Regarding the findings from the meta-analyses cited by the authors, Towheed et al generally found no overall benefit of glucosamine supplements for the treatment of pain in OA. However, when the analysis was conducted using a specific glucosamine sulfate product (Dona, Rottapharm/Madaus), there was a significant benefit over placebo. Additionally, the analysis found that this form of glucosamine sulfate significantly slowed radiologic progression of knee OA (3).

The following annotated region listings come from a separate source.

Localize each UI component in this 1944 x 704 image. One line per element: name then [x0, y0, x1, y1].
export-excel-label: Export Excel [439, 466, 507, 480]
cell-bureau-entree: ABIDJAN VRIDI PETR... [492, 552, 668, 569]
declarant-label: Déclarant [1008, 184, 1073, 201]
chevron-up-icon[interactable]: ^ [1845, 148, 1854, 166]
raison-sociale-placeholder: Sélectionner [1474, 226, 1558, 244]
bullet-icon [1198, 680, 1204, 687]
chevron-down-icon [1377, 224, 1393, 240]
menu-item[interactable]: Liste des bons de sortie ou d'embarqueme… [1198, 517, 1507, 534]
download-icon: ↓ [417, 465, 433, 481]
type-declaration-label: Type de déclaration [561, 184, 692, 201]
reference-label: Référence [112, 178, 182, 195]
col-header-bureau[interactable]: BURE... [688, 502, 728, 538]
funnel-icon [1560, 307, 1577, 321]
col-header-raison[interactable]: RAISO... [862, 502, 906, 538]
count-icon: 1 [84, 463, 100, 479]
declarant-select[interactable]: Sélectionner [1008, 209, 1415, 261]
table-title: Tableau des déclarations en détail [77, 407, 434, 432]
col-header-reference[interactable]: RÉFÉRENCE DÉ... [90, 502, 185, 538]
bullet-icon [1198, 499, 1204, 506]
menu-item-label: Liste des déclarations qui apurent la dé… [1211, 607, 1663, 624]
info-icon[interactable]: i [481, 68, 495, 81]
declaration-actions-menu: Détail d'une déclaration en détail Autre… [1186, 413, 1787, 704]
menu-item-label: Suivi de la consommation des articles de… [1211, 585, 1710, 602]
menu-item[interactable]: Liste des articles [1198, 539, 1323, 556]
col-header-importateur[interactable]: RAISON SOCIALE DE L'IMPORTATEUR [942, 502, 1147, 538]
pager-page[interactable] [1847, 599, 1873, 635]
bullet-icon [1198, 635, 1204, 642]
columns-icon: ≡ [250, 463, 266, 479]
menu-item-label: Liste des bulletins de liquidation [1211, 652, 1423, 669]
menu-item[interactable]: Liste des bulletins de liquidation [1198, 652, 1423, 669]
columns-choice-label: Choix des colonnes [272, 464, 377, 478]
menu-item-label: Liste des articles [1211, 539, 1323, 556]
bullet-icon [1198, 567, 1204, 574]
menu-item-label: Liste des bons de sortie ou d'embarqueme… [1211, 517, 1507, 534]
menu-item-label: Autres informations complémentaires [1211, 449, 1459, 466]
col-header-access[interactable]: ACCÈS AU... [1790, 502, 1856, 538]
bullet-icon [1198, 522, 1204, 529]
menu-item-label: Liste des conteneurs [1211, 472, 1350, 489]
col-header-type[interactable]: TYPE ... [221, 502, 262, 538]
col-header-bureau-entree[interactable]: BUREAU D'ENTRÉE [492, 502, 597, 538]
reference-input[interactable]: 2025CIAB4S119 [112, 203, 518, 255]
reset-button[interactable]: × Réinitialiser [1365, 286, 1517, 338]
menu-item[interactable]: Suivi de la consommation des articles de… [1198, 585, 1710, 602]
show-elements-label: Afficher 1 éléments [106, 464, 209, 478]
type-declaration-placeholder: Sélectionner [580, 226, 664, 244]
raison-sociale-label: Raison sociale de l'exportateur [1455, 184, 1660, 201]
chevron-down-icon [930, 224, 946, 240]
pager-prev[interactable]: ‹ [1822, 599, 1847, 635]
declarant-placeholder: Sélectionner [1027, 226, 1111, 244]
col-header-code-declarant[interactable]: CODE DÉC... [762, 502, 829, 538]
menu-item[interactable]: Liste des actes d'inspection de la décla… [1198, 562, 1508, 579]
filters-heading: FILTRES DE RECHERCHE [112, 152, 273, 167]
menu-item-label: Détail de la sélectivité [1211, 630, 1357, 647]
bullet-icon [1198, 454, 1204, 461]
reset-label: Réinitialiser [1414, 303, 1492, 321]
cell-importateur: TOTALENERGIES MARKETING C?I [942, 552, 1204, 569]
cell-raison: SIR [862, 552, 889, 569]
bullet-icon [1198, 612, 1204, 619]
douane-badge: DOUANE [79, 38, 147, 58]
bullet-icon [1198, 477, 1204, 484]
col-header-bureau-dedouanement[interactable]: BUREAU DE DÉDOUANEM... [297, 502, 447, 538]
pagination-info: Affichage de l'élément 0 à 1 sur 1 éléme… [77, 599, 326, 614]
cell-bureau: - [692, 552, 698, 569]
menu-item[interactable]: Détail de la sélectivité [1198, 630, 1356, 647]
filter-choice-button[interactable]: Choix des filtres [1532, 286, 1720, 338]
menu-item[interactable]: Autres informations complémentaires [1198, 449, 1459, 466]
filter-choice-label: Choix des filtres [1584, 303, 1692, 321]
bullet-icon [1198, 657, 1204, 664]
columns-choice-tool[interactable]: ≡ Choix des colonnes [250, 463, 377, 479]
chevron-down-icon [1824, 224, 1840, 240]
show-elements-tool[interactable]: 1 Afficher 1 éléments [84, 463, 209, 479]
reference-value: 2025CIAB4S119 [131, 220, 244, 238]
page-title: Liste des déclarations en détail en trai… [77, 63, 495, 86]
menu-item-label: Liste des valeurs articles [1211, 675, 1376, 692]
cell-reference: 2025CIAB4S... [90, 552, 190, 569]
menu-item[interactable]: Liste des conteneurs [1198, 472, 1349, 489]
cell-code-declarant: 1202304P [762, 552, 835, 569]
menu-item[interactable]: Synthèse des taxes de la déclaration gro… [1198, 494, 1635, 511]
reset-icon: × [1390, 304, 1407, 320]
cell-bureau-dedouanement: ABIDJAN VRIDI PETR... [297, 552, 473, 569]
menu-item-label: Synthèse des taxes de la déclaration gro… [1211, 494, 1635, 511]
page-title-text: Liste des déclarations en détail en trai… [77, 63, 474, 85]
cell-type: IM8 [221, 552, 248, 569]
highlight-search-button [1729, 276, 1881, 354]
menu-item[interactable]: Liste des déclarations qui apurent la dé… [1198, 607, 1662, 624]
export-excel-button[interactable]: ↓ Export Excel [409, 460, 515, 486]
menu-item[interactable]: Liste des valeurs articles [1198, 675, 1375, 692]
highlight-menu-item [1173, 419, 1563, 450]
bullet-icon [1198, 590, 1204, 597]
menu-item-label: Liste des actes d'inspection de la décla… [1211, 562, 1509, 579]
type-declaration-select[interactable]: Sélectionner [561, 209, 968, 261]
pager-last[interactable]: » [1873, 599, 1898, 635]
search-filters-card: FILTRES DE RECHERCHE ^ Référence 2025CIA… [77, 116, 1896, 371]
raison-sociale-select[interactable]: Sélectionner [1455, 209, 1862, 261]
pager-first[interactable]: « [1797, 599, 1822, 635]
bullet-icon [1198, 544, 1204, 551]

Vlad et al found that there were no benefits for glucosamine hydrochloride products; however, their analysis of glucosamine sulfate showed there were significant benefits compared to placebo. This was especially true when a specific commercial preparation of glucosamine sulfate was used. The authors also pointed out that industry-sponsored studies of glucosamine sulfate appeared to be more likely to show a benefit compared to non–industry-sponsored studies (4).

Wandel et al found a significant benefit for treatment with glucosamine in general compared to placebo. However, when only glucosamine hydrochloride studies were analyzed, there was no statistically significant benefit. When only glucosamine sulfate studies were analyzed, there was a statistically significant benefit. This analysis also found a statistically significant effect on progression of OA in the knee. It is important to note that the effect size observed in this analysis was relatively small and, therefore, the authors concluded that these findings may not be clinically meaningful (5).

Taken as a whole, the data from these meta-analyses are surprisingly consistent. The data show that glucosamine hydrochloride formulations are ineffective for reducing the symptoms of knee OA. The data also consistently show that glucosamine sulfate preparations, especially a specific commercial formulation, significantly reduce pain symptoms in patients with OA of the knee. Glucosamine sulfate may also significantly slow disease progression as measured by joint space narrowing.

Clearly, based on data and experience, the impact of glucosamine sulfate on individual patients varies widely. Some patients may experience little to modest benefits, while others may experience very clinically meaningful benefits. Considering these data and their consistency, the guideline authors should reconsider their recommendations. While it is entirely appropriate to recommend against using glucosamine hydrochloride, it would also seem appropriate to consider recommending glucosamine sulfate preparations.

  • 1
    Hochberg MC, Altman RD, April KT, Benkhalti M, Guyatt G, McGowan J, et al. American College of Rheumatology 2012 recommendations for the use of nonpharmacologic and pharmacologic therapies in osteoarthritis of the hand, hip, and knee. Arthritis Care Res (Hoboken) 2012; 64: 46574.
  • 2
    Clegg DO, Reda DJ, Harris CL, Klein MA, O'Dell JR, Hooper MM, et al. Glucosamine, chondroitin sulfate, and the two in combination for painful knee osteoarthritis. N Engl J Med 2006; 354: 795808.
  • 3
    Towheed TE, Maxwell L, Anastassiades TP, Shea B, Houpt J, Robinson V, et al. Glucosamine therapy for treating osteoarthritis. Cochrane Database Syst Rev 2005; 2: CD002946.
  • 4
    Vlad SC, LaValley MP, McAlindon TE, Felson DT. Glucosamine for pain in osteoarthritis: why do trial results differ? Arthritis Rheum 2007; 56: 226777.
  • 5
    Wandel S, Juni P, Tendal B, Nuesch E, Villiger PM, Welton NJ, et al. Effects of glucosamine, chondroitin, or placebo in patients with osteoarthritis of hip or knee: network meta-analysis. BMJ 2010; 341: c4675.

Philip J. Gregory PharmD, FACN*, * Creighton University, Omaha, NE.